Speaker Krishna Bahadur Mahara ordered removal of ‘non-parliamentary words’ used in the statements of Prime Minister KP Oli as well as lawmakers during deliberations earlier this week on the government policy and program in the House.
Main opposition Nepali Congress (NC) lawmakers had demanded removal of the ‘demeaning remarks’ of Prime Minister Oli, who had accused the opposition lawmakers of asking illogical queries. After Speaker Mahara declined to remove the controversial words immediately, opposition lawmakers resorted to House obstruction. Mahara had said that he noted the objection of the opposition lawmakers as NC lawmakers obstructed the House meeting on Tuesday.
But opposition lawmakers vented ire against the speaker for not following the tradition of removing controversial words immediately after lawmakers registered their objections.

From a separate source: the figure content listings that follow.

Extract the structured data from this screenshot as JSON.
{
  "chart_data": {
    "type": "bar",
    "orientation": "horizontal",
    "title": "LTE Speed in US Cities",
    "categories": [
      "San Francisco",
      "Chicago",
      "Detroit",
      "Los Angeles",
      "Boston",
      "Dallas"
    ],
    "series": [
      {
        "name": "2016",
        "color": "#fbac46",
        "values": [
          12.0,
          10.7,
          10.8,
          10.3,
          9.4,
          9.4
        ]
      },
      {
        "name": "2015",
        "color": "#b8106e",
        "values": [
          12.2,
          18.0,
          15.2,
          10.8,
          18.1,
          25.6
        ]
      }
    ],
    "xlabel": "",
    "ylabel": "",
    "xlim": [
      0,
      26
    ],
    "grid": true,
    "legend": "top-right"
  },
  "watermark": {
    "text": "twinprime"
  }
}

“I direct the parliament secretariat to erase the words that are against the decorum of parliament used by the prime minister while responding to the queries from the members of parliamentarians during the deliberations on government policy and program,” Mahara said on Friday at the commencement of the House meeting.
When asked what words will be removed from the House record, Speaker Mahara said the parliament secretariat will go through the recording and make appropriate decision.
Former secretary of the parliament secretariat Som Bahadur Thapa said that this will be the first time that a statement of the prime minister will be removed from the parliament records. “In my knowledge, this decision to remove the words used by a prime minister is first in Nepali parliamentary history. There are multiple instances of the parliament removing remarks from its record,” Thapa, who retired recently after 25-year service in parliament, told Republica.
Any lawmaker can register their objection to the use of non-parliamentary words immediately in the House and speaker should decide about it based on the parliamentary regulations. In a rare instance inside parliament, Mahara on Tuesday had continued with House business amid the obstructions and objection from the main opposition party.